July 03, 2007

Colorado State Patrol To Enforce Immigration

Doing the jobs Americans the Feds won't do:
The Colorado State Patrol has begun enforcing immigration laws.

A special unit of 22 members has finished a five-week training program and started their new duties. The patrol's Immigration Enforcement Unit is the first of its kind in Colorado and now has the authority to process and detain suspected illegal immigrants. Previously, only U.S. Immigration and Customs Enforcement, known as ICE, and the Federal Bureau of Investigation had the power to do that.

The state patrol said they will use their expanded authority mostly to target criminals who use the state's highways for drug-smuggling and human trafficking.

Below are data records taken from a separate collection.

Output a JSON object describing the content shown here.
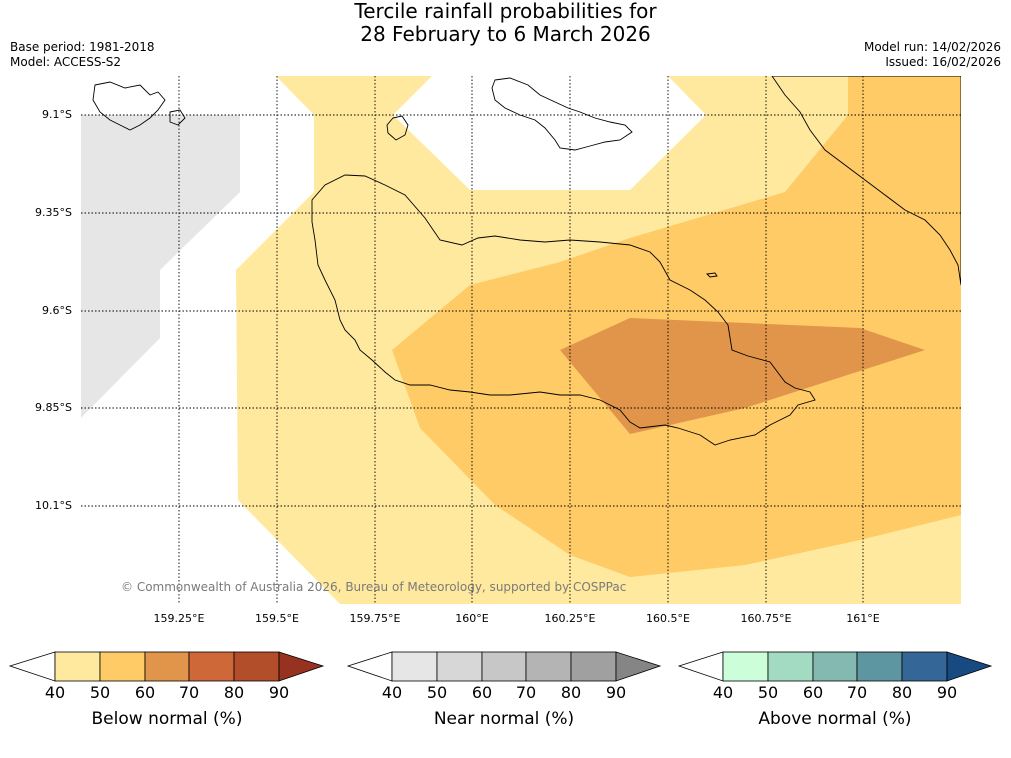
{
  "header": {
    "title_line1": "Tercile rainfall probabilities for",
    "title_line2": "28 February to 6 March 2026",
    "base_period": "Base period: 1981-2018",
    "model": "Model: ACCESS-S2",
    "model_run": "Model run: 14/02/2026",
    "issued": "Issued: 16/02/2026"
  },
  "map": {
    "lat_labels": [
      "9.1°S",
      "9.35°S",
      "9.6°S",
      "9.85°S",
      "10.1°S"
    ],
    "lon_labels": [
      "159.25°E",
      "159.5°E",
      "159.75°E",
      "160°E",
      "160.25°E",
      "160.5°E",
      "160.75°E",
      "161°E"
    ],
    "copyright": "© Commonwealth of Australia 2026, Bureau of Meteorology, supported by COSPPac",
    "regions": [
      {
        "category": "below",
        "probability_range": "40-50",
        "color": "#ffe99e"
      },
      {
        "category": "below",
        "probability_range": "50-60",
        "color": "#ffcb66"
      },
      {
        "category": "below",
        "probability_range": "60-70",
        "color": "#e0954a"
      },
      {
        "category": "near",
        "probability_range": "40-50",
        "color": "#e6e6e6"
      }
    ]
  },
  "colorbars": [
    {
      "title": "Below normal (%)",
      "ticks": [
        "40",
        "50",
        "60",
        "70",
        "80",
        "90"
      ],
      "colors": [
        "#ffffff",
        "#ffe99e",
        "#ffcb66",
        "#e0954a",
        "#cf6838",
        "#b34e2b",
        "#983220"
      ]
    },
    {
      "title": "Near normal (%)",
      "ticks": [
        "40",
        "50",
        "60",
        "70",
        "80",
        "90"
      ],
      "colors": [
        "#ffffff",
        "#e6e6e6",
        "#d7d7d7",
        "#c7c7c7",
        "#b4b4b4",
        "#a0a0a0",
        "#858585"
      ]
    },
    {
      "title": "Above normal (%)",
      "ticks": [
        "40",
        "50",
        "60",
        "70",
        "80",
        "90"
      ],
      "colors": [
        "#ffffff",
        "#ccffd9",
        "#a2dbc2",
        "#84b9b2",
        "#5d95a0",
        "#346797",
        "#164a80"
      ]
    }
  ]
}
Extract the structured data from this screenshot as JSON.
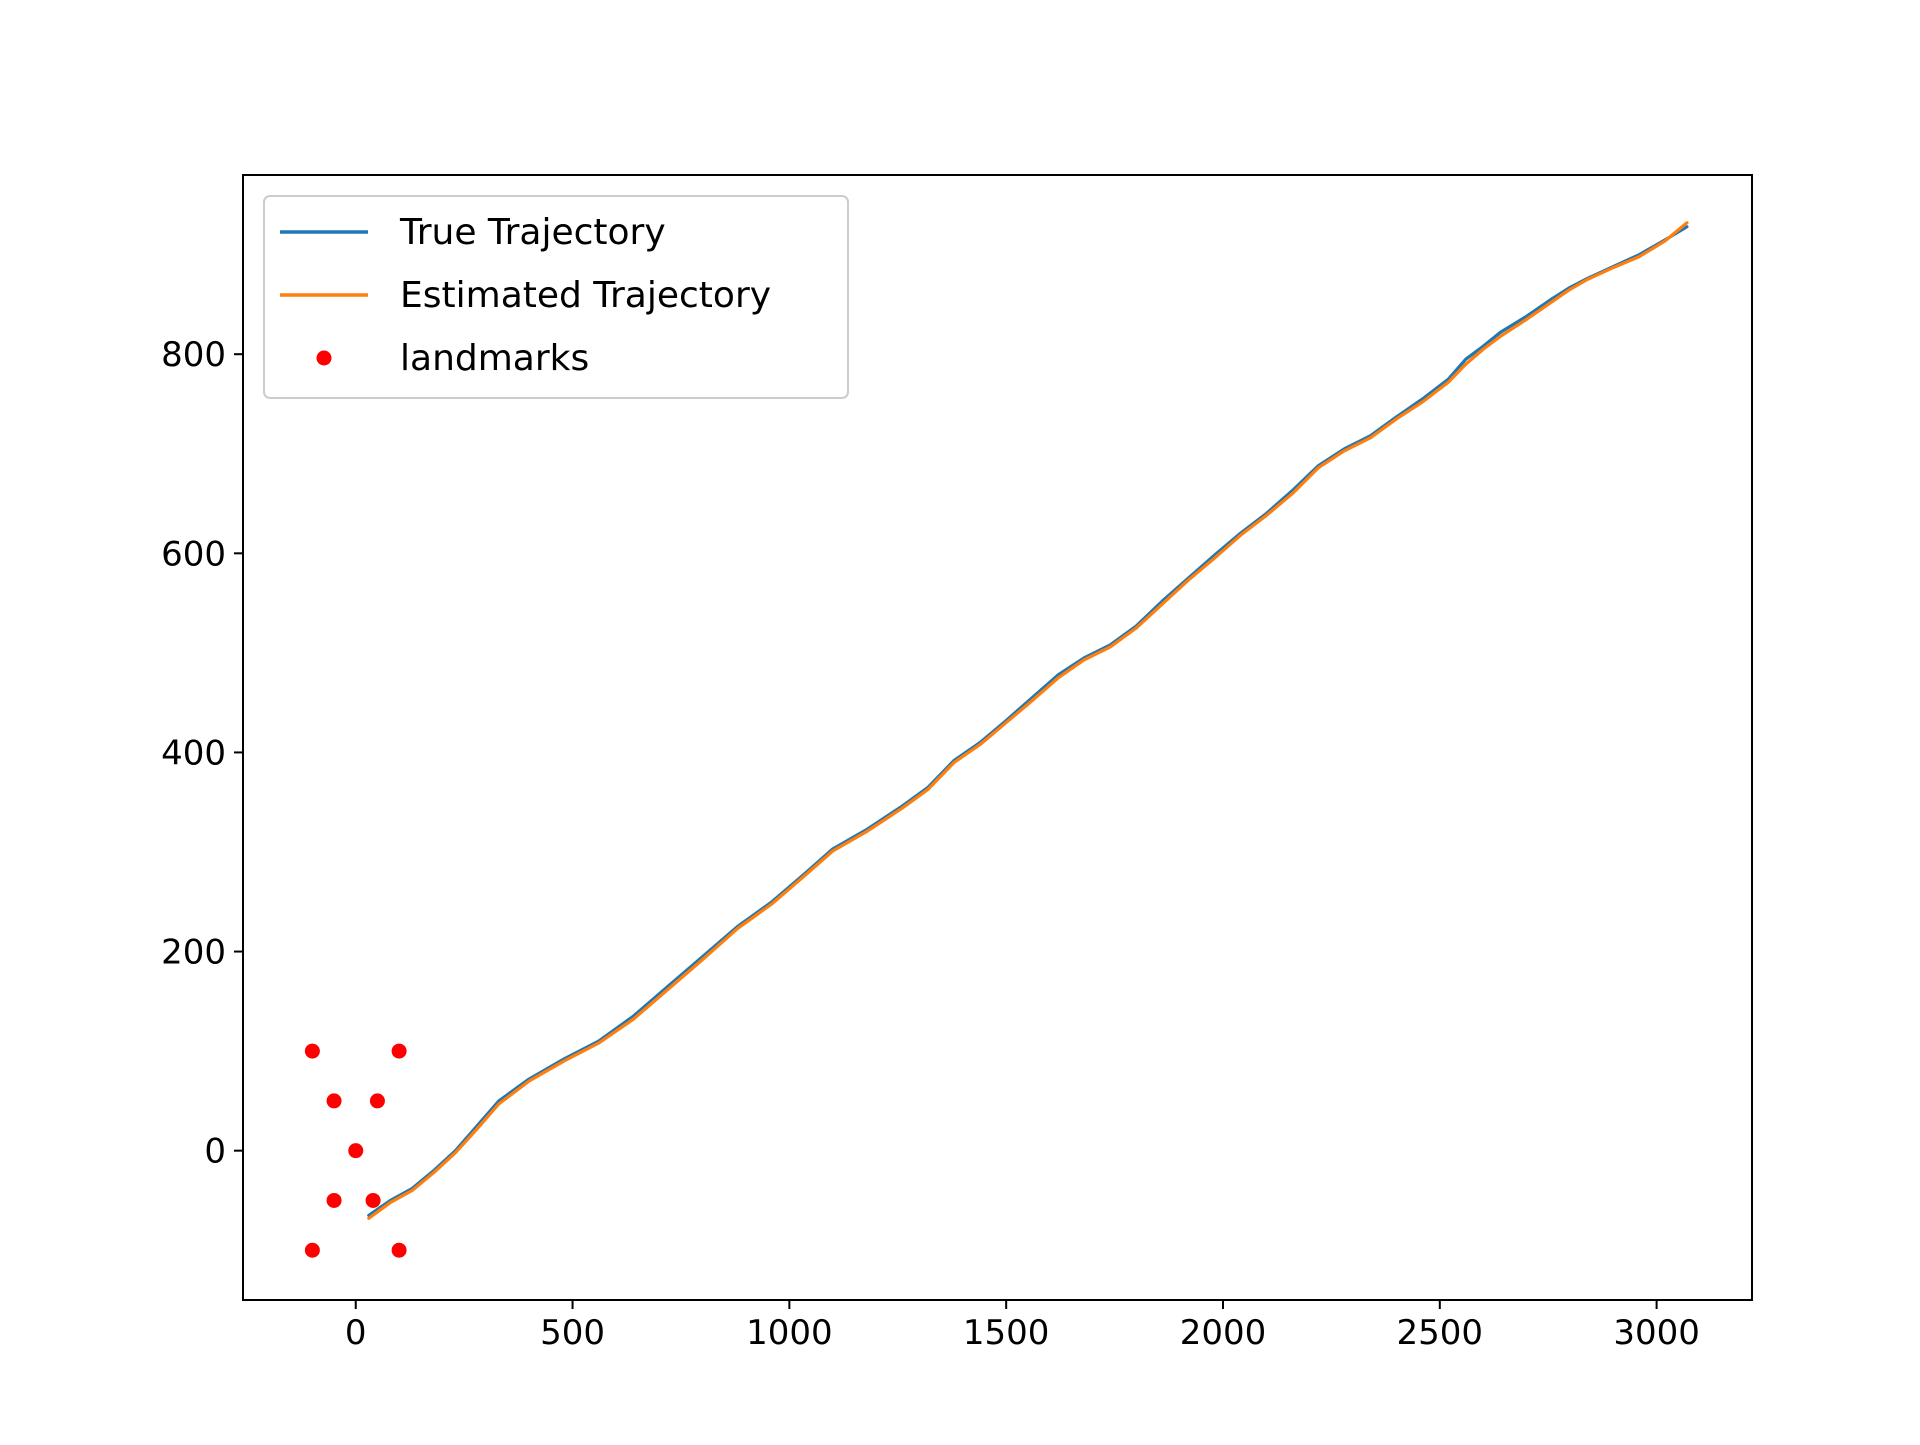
{
  "colors": {
    "true_line": "#1f77b4",
    "estimated_line": "#ff7f0e",
    "landmarks": "#ff0000",
    "axes": "#000000",
    "background": "#ffffff"
  },
  "chart_data": {
    "type": "line",
    "title": "",
    "xlabel": "",
    "ylabel": "",
    "xlim": [
      -260,
      3220
    ],
    "ylim": [
      -150,
      980
    ],
    "grid": false,
    "legend_position": "top-left",
    "xticks": [
      0,
      500,
      1000,
      1500,
      2000,
      2500,
      3000
    ],
    "yticks": [
      0,
      200,
      400,
      600,
      800
    ],
    "legend": [
      {
        "label": "True Trajectory",
        "kind": "line",
        "series": "true"
      },
      {
        "label": "Estimated Trajectory",
        "kind": "line",
        "series": "estimated"
      },
      {
        "label": "landmarks",
        "kind": "scatter",
        "series": "landmarks"
      }
    ],
    "series": [
      {
        "name": "True Trajectory",
        "key": "true",
        "x": [
          30,
          80,
          130,
          180,
          230,
          280,
          330,
          400,
          480,
          560,
          640,
          720,
          800,
          880,
          960,
          1040,
          1100,
          1180,
          1260,
          1320,
          1380,
          1440,
          1500,
          1560,
          1620,
          1680,
          1740,
          1800,
          1860,
          1920,
          1980,
          2040,
          2100,
          2160,
          2220,
          2280,
          2340,
          2400,
          2460,
          2520,
          2560,
          2600,
          2640,
          2700,
          2760,
          2800,
          2840,
          2900,
          2960,
          3020,
          3070
        ],
        "y": [
          -65,
          -50,
          -38,
          -20,
          0,
          25,
          50,
          72,
          92,
          110,
          135,
          165,
          195,
          225,
          250,
          280,
          303,
          323,
          346,
          365,
          392,
          410,
          432,
          455,
          478,
          495,
          508,
          527,
          552,
          575,
          598,
          620,
          640,
          663,
          688,
          705,
          718,
          737,
          755,
          775,
          795,
          808,
          822,
          838,
          856,
          867,
          876,
          888,
          900,
          915,
          928
        ]
      },
      {
        "name": "Estimated Trajectory",
        "key": "estimated",
        "x": [
          30,
          80,
          130,
          180,
          230,
          280,
          330,
          400,
          480,
          560,
          640,
          720,
          800,
          880,
          960,
          1040,
          1100,
          1180,
          1260,
          1320,
          1380,
          1440,
          1500,
          1560,
          1620,
          1680,
          1740,
          1800,
          1860,
          1920,
          1980,
          2040,
          2100,
          2160,
          2220,
          2280,
          2340,
          2400,
          2460,
          2520,
          2560,
          2600,
          2640,
          2700,
          2760,
          2800,
          2840,
          2900,
          2960,
          3020,
          3070
        ],
        "y": [
          -68,
          -52,
          -40,
          -22,
          -2,
          22,
          47,
          70,
          90,
          108,
          132,
          162,
          192,
          223,
          248,
          278,
          301,
          321,
          344,
          363,
          390,
          408,
          430,
          452,
          475,
          493,
          506,
          525,
          549,
          573,
          595,
          618,
          638,
          660,
          686,
          703,
          716,
          735,
          752,
          772,
          790,
          805,
          818,
          835,
          853,
          865,
          875,
          887,
          898,
          914,
          932
        ]
      }
    ],
    "landmarks": {
      "name": "landmarks",
      "x": [
        -100,
        100,
        -50,
        50,
        0,
        -50,
        40,
        -100,
        100
      ],
      "y": [
        100,
        100,
        50,
        50,
        0,
        -50,
        -50,
        -100,
        -100
      ]
    }
  }
}
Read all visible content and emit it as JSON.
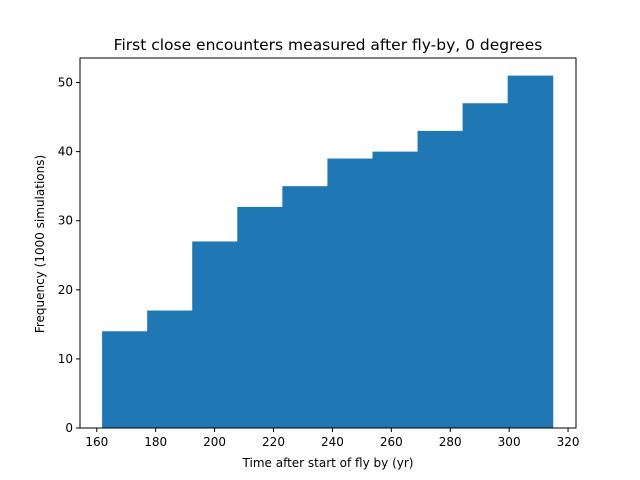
{
  "chart_data": {
    "type": "bar",
    "title": "First close encounters measured after fly-by, 0 degrees",
    "xlabel": "Time after start of fly by (yr)",
    "ylabel": "Frequency (1000 simulations)",
    "xlim": [
      154.3,
      322.7
    ],
    "ylim": [
      0,
      53.55
    ],
    "xticks": [
      160,
      180,
      200,
      220,
      240,
      260,
      280,
      300,
      320
    ],
    "yticks": [
      0,
      10,
      20,
      30,
      40,
      50
    ],
    "bin_edges": [
      161.8,
      177.1,
      192.4,
      207.7,
      223.0,
      238.3,
      253.6,
      268.9,
      284.2,
      299.5,
      314.8
    ],
    "values": [
      14,
      17,
      27,
      32,
      35,
      39,
      40,
      43,
      47,
      51
    ],
    "bar_color": "#1f77b4",
    "grid": false
  }
}
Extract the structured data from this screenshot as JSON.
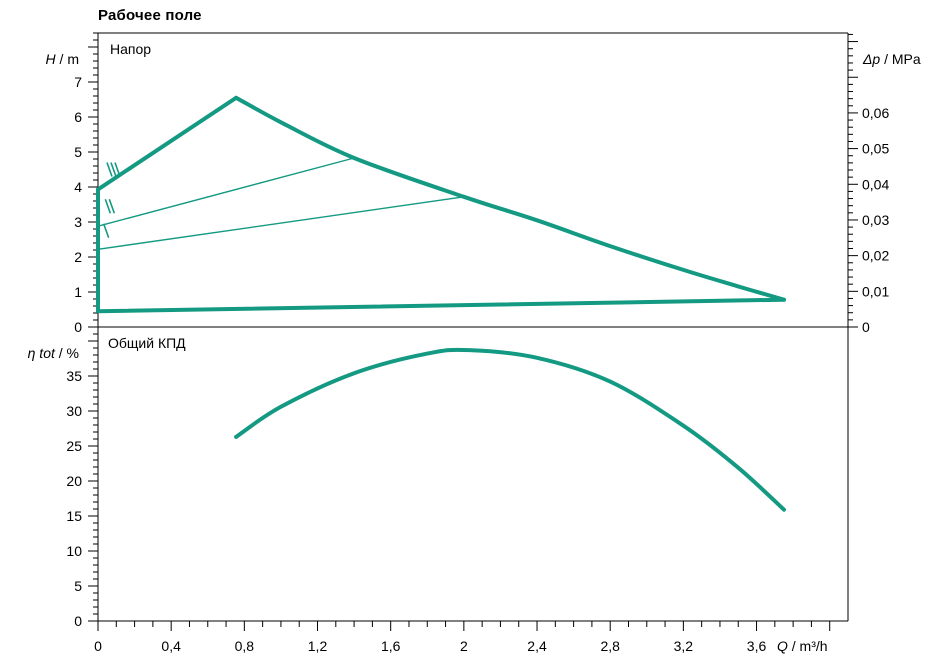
{
  "title": "Рабочее поле",
  "colors": {
    "curve": "#149a82",
    "axis": "#000000"
  },
  "chart_data": [
    {
      "type": "line",
      "panel_label": "Напор",
      "x_axis": {
        "symbol": "Q",
        "unit": "/ m³/h",
        "range": [
          0,
          4.1
        ],
        "ticks": [
          0,
          0.4,
          0.8,
          1.2,
          1.6,
          2,
          2.4,
          2.8,
          3.2,
          3.6
        ],
        "tick_labels": [
          "0",
          "0,4",
          "0,8",
          "1,2",
          "1,6",
          "2",
          "2,4",
          "2,8",
          "3,2",
          "3,6"
        ]
      },
      "y_axis_left": {
        "symbol": "H",
        "unit": "/ m",
        "range": [
          0,
          8.4
        ],
        "ticks": [
          0,
          1,
          2,
          3,
          4,
          5,
          6,
          7
        ],
        "tick_labels": [
          "0",
          "1",
          "2",
          "3",
          "4",
          "5",
          "6",
          "7"
        ]
      },
      "y_axis_right": {
        "symbol": "Δp",
        "unit": "/ MPa",
        "range": [
          0,
          0.0824
        ],
        "ticks": [
          0,
          0.01,
          0.02,
          0.03,
          0.04,
          0.05,
          0.06
        ],
        "tick_labels": [
          "0",
          "0,01",
          "0,02",
          "0,03",
          "0,04",
          "0,05",
          "0,06"
        ]
      },
      "series": [
        {
          "name": "III",
          "style": "thick",
          "x": [
            0,
            0.755,
            1.0,
            1.4,
            2.0,
            2.4,
            2.8,
            3.2,
            3.5,
            3.75
          ],
          "y": [
            3.93,
            6.55,
            5.85,
            4.83,
            3.72,
            3.05,
            2.31,
            1.63,
            1.16,
            0.78
          ]
        },
        {
          "name": "II",
          "style": "thin",
          "x": [
            0,
            1.4
          ],
          "y": [
            2.88,
            4.83
          ]
        },
        {
          "name": "I",
          "style": "thin",
          "x": [
            0,
            2.0
          ],
          "y": [
            2.22,
            3.72
          ]
        },
        {
          "name": "",
          "style": "thick",
          "x": [
            0,
            0,
            3.75
          ],
          "y": [
            3.93,
            0.45,
            0.78
          ]
        }
      ],
      "curve_labels": [
        {
          "text": "III",
          "x": 0.06,
          "y": 4.5
        },
        {
          "text": "II",
          "x": 0.04,
          "y": 3.45
        },
        {
          "text": "I",
          "x": 0.02,
          "y": 2.75
        }
      ]
    },
    {
      "type": "line",
      "panel_label": "Общий КПД",
      "x_axis": {
        "symbol": "Q",
        "unit": "/ m³/h",
        "range": [
          0,
          4.1
        ],
        "ticks": [
          0,
          0.4,
          0.8,
          1.2,
          1.6,
          2,
          2.4,
          2.8,
          3.2,
          3.6
        ],
        "tick_labels": [
          "0",
          "0,4",
          "0,8",
          "1,2",
          "1,6",
          "2",
          "2,4",
          "2,8",
          "3,2",
          "3,6"
        ]
      },
      "y_axis_left": {
        "symbol": "η tot",
        "unit": "/ %",
        "range": [
          0,
          42
        ],
        "ticks": [
          0,
          5,
          10,
          15,
          20,
          25,
          30,
          35
        ],
        "tick_labels": [
          "0",
          "5",
          "10",
          "15",
          "20",
          "25",
          "30",
          "35"
        ]
      },
      "series": [
        {
          "name": "",
          "style": "thick",
          "x": [
            0.755,
            1.0,
            1.4,
            1.8,
            2.03,
            2.4,
            2.8,
            3.2,
            3.5,
            3.75
          ],
          "y": [
            26.3,
            30.6,
            35.4,
            38.2,
            38.7,
            37.6,
            34.2,
            27.9,
            21.9,
            15.9
          ]
        }
      ]
    }
  ]
}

"Merely the fact that someone may be undocumented and in the country illegally is not going to trigger us to take them into custody alone," Sergeant John Oliver with state patrol said. "Our main focus is smuggling and trafficking of our criminal aliens, the real bad guys we really want to make sure we remove from the country."
Not perfect, but better than nothing, especially with the criminal enforcement. Now how about drunk drivers?

Not everyone is pleased, and fears of racial profiling are already emerging:
But not everyone's comfortable with what immigrant rights' groups see as the federalization of local law enforcement.

"We had a gentleman in Alamosa last week pulled over who was a U.S. citizen and he was pulled over because of the color of his skin," Julien Ross with the Colorado Immigrant Rights Coalition said. "And because he couldn't prove he was a U.S. citizen in that instance, he was taken to the immigration office where he later was released because he was a U.S. Citizen. This is that type of profiling and discrimination that we fear will occur now with the state patrol policies."
I can't entirely find fault with this concern, given the millions of legal residents and American citizens (including yours truly) who are of Hispanic/Latino/Mexican/Cuban extraction, and could easily find themselves a target should they forget their "documents" at a traffic stop.

What is most frustrating is the fact that Colorado State Patrol even has to take on such a responsibility. At most, with a proper Federal program in place, the CSP could play an auxiliary role, rather than front-line enforcement. Luckily these volunteers seem willing to enforce the Federal laws that the Feds themselves don't care to bother with--and the Federal government seems incapably incompetent of correcting this situation.